Unermüdlich wirkt unsere Preisträgerin für Frieden in ihrem Land und findet inzwischen auch international Gehör, wie z.B. vor dem UN-Sicherheitsrat. Dort betonte sie im November 2018, dass geschlechtsspezifische Gewalt bereits in den ersten fünf Monaten des Kriegs um 70% anstieg und die Häufigkeit von Kinderhochzeiten um 66%.

Preisverleihung

Organisator*innen der Preisverleihung mit Rasha Jarhum vor dem Rathaus Verden (Aller)
Organisator*innen der Preisverleihung mit Rasha Jarhum vor dem Rathaus Verden (Aller)

Wie Anita Augspurg, Namensgeberin des Preises, rebelliert Rasha Jarhum als Friedens- und Frauenrechtsaktivistin gegen den Krieg, betonte IFFF-Mitglied und stellvertretende Vorsitzende Julia Trippo in ihrer Laudatio für die Preisträgerin.

„Denn Rasha trägt mit ihrer Arbeit dazu bei, Frauen eine Stimme zu geben und auf ihre wichtige Position in Friedensprozessen hinzuweisen und sie in verschiedenen Netzwerken zusammenzubringen. Als langjährige Partnerin der WILPF auf internationaler Ebene, hat Rasha sehr intensiv mit dem Büro in Genf zusammengearbeitet und wir sind sehr stolz, so eine starke Frau in unseren Reihen zu haben.“

– Julia Trippo, Laudatio

Neben der Ehrung Rasha Jarhums wurde die Preisverleihung durch einen Kurzfilm von Schüler*innen der Verdener Campus Oberschule gestaltet. Der Film thematisierte Anita Augspurgs Aufwachsen in Verden und zeigte Orte der Stadt, die mit ihr in Verbindung gebracht werden. Fotografien aus Boushra Almutawakels Serie „Der Schleier“ rundeten die Veranstaltung ab und eröffneten den Gästen einen besonderen Blick auf den Jemen.

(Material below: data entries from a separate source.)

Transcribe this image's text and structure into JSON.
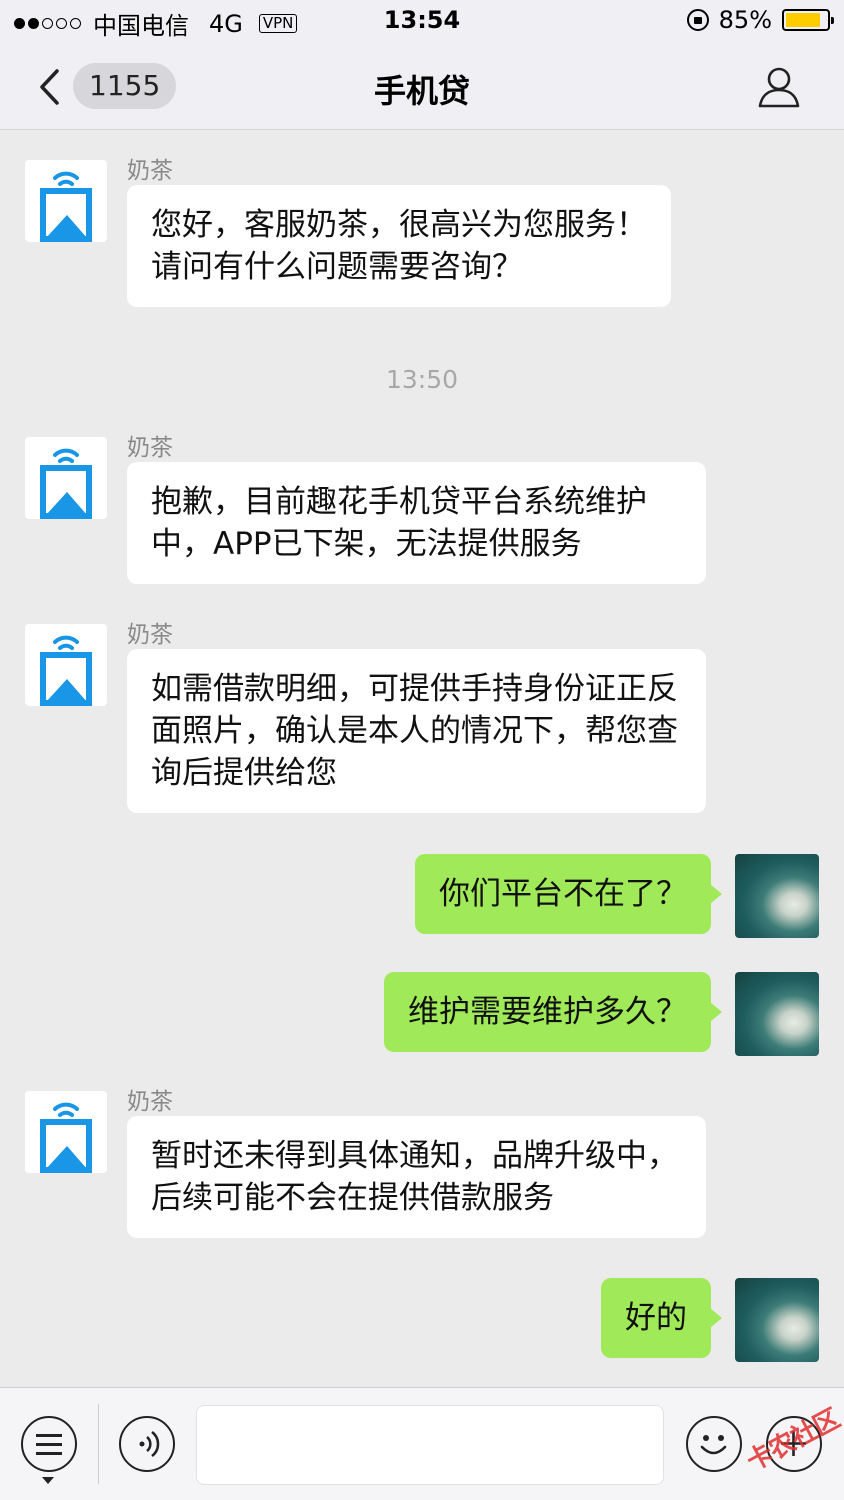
{
  "status_bar": {
    "carrier": "中国电信",
    "network": "4G",
    "vpn": "VPN",
    "time": "13:54",
    "battery": "85%",
    "battery_level": 0.85
  },
  "nav": {
    "badge_count": "1155",
    "title": "手机贷",
    "back_icon": "chevron-left-icon",
    "profile_icon": "person-icon"
  },
  "messages": [
    {
      "side": "left",
      "sender": "奶茶",
      "text": "您好，客服奶茶，很高兴为您服务！请问有什么问题需要咨询？"
    },
    {
      "type": "timestamp",
      "text": "13:50"
    },
    {
      "side": "left",
      "sender": "奶茶",
      "text": "抱歉，目前趣花手机贷平台系统维护中，APP已下架，无法提供服务"
    },
    {
      "side": "left",
      "sender": "奶茶",
      "text": "如需借款明细，可提供手持身份证正反面照片，确认是本人的情况下，帮您查询后提供给您"
    },
    {
      "side": "right",
      "text": "你们平台不在了？"
    },
    {
      "side": "right",
      "text": "维护需要维护多久？"
    },
    {
      "side": "left",
      "sender": "奶茶",
      "text": "暂时还未得到具体通知，品牌升级中，后续可能不会在提供借款服务"
    },
    {
      "side": "right",
      "text": "好的"
    }
  ],
  "input_bar": {
    "menu_icon": "list-menu-icon",
    "voice_icon": "voice-icon",
    "emoji_icon": "smiley-icon",
    "plus_icon": "plus-icon",
    "input_value": ""
  },
  "watermark": "卡农社区",
  "colors": {
    "background": "#ebebeb",
    "bubble_sent": "#a0e959",
    "bubble_received": "#ffffff",
    "avatar_logo": "#1a96e6"
  }
}
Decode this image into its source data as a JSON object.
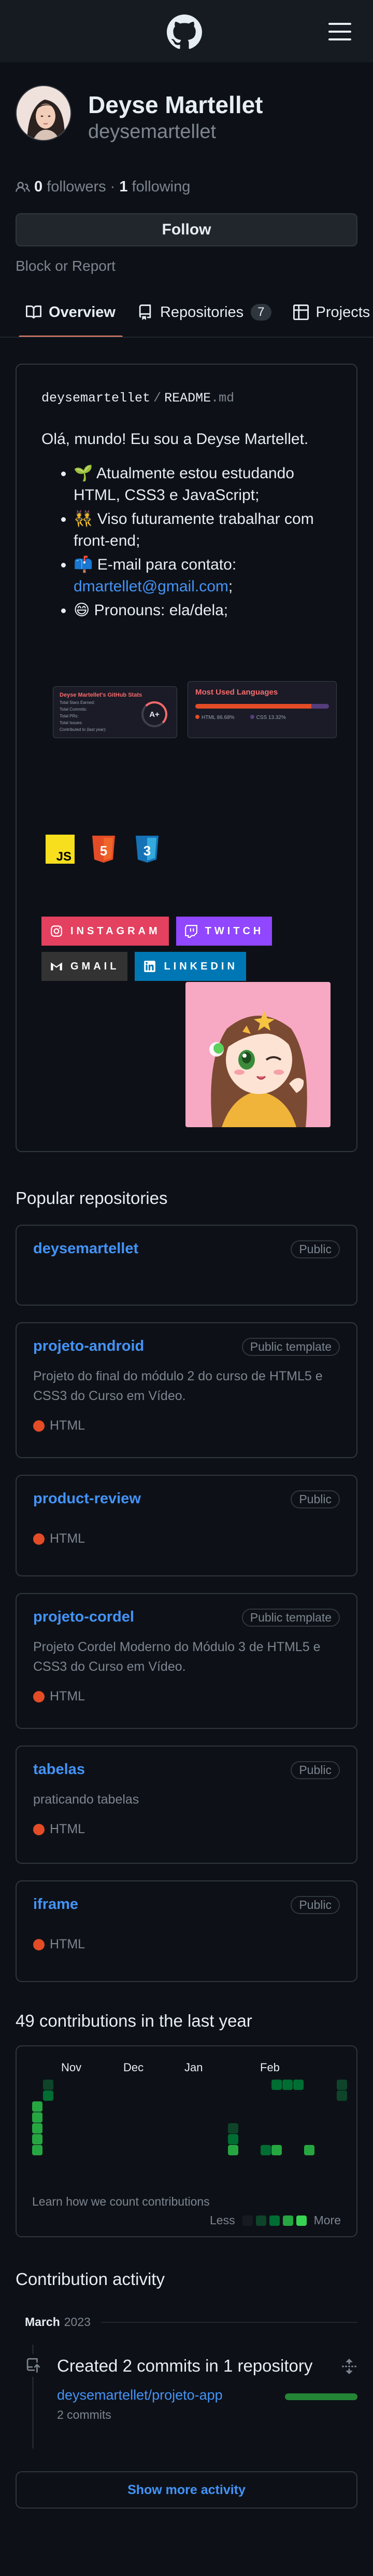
{
  "header": {
    "logo_icon": "github-mark-icon",
    "menu_icon": "hamburger-menu-icon"
  },
  "profile": {
    "display_name": "Deyse Martellet",
    "username": "deysemartellet",
    "followers_count": "0",
    "followers_label": "followers",
    "separator": "·",
    "following_count": "1",
    "following_label": "following",
    "follow_button": "Follow",
    "block_report": "Block or Report"
  },
  "tabs": [
    {
      "label": "Overview",
      "icon": "book-icon",
      "active": true
    },
    {
      "label": "Repositories",
      "icon": "repo-icon",
      "count": "7"
    },
    {
      "label": "Projects",
      "icon": "table-icon"
    }
  ],
  "readme": {
    "path_user": "deysemartellet",
    "path_sep": "/",
    "path_file": "README",
    "path_ext": ".md",
    "intro": "Olá, mundo! Eu sou a Deyse Martellet.",
    "bullets": [
      "🌱 Atualmente estou estudando HTML, CSS3 e JavaScript;",
      "👯 Viso futuramente trabalhar com front-end;",
      "📫 E-mail para contato:",
      "😄 Pronouns: ela/dela;"
    ],
    "email": "dmartellet@gmail.com",
    "email_suffix": ";",
    "stats_card": {
      "title": "Deyse Martellet's GitHub Stats",
      "rows": [
        "Total Stars Earned:",
        "Total Commits:",
        "Total PRs:",
        "Total Issues:",
        "Contributed to (last year):"
      ],
      "grade": "A+"
    },
    "lang_card": {
      "title": "Most Used Languages",
      "languages": [
        {
          "name": "HTML",
          "percent": "86.68%",
          "color": "#e34c26"
        },
        {
          "name": "CSS",
          "percent": "13.32%",
          "color": "#563d7c"
        }
      ]
    },
    "tech_icons": [
      "javascript-icon",
      "html5-icon",
      "css3-icon"
    ],
    "badges": [
      {
        "label": "INSTAGRAM",
        "color": "#e4405f",
        "icon": "instagram-icon"
      },
      {
        "label": "TWITCH",
        "color": "#9146ff",
        "icon": "twitch-icon"
      },
      {
        "label": "GMAIL",
        "color": "#333333",
        "icon": "gmail-icon"
      },
      {
        "label": "LINKEDIN",
        "color": "#0077b5",
        "icon": "linkedin-icon"
      }
    ]
  },
  "popular": {
    "title": "Popular repositories",
    "repos": [
      {
        "name": "deysemartellet",
        "visibility": "Public",
        "description": "",
        "language": ""
      },
      {
        "name": "projeto-android",
        "visibility": "Public template",
        "description": "Projeto do final do módulo 2 do curso de HTML5 e CSS3 do Curso em Vídeo.",
        "language": "HTML"
      },
      {
        "name": "product-review",
        "visibility": "Public",
        "description": "",
        "language": "HTML"
      },
      {
        "name": "projeto-cordel",
        "visibility": "Public template",
        "description": "Projeto Cordel Moderno do Módulo 3 de HTML5 e CSS3 do Curso em Vídeo.",
        "language": "HTML"
      },
      {
        "name": "tabelas",
        "visibility": "Public",
        "description": "praticando tabelas",
        "language": "HTML"
      },
      {
        "name": "iframe",
        "visibility": "Public",
        "description": "",
        "language": "HTML"
      }
    ],
    "language_color": "#e34c26"
  },
  "contributions": {
    "title": "49 contributions in the last year",
    "months": [
      "Nov",
      "Dec",
      "Jan",
      "Feb"
    ],
    "learn": "Learn how we count contributions",
    "less": "Less",
    "more": "More",
    "colors": [
      "#161b22",
      "#0e4429",
      "#006d32",
      "#26a641",
      "#39d353"
    ]
  },
  "activity": {
    "title": "Contribution activity",
    "month": "March",
    "year": "2023",
    "event_title": "Created 2 commits in 1 repository",
    "repo": "deysemartellet/projeto-app",
    "commits": "2 commits",
    "show_more": "Show more activity"
  }
}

Zum Schluss der Veranstaltung trug sich Rasha Jarhum in das goldene Buch der Stadt ein. Dabei wurden, wie bereits in den Tagen davor, ihre großartige Art und ihr Humor deutlich. Sie dankte der Stadt Verden für die Gastfreundschaft und unterschrieb mit den Worten „Your new biggest fan from Yemen“. 

Das Preisgeld werde sie einer Gruppe von Müttern spenden, die sich im Jemen für die Befreiung ihrer Kinder und anderer Verwandten aus dem Gefängnis einsetzen, erklärte die Preisträgerin.

Rasha Jarhum schreibt in das Goldene Buch der Stadt Verden
Rasha Jarhum schreibt in das Goldene Buch der Stadt Verden
Rasha Jarhums Eintrag in das Goldene Buch
Rasha Jarhums Eintrag in das Goldene Buch

Weitere Begegnungen

Erstmals organisiert die Frauenliga neben der Preisverleihung auch eine kleine Städtetour, um Rasha Jarhum die Möglichkeit zu geben, weitere Orte zu besuchen und dort von der Situation in ihrem Heimatland zu berichten.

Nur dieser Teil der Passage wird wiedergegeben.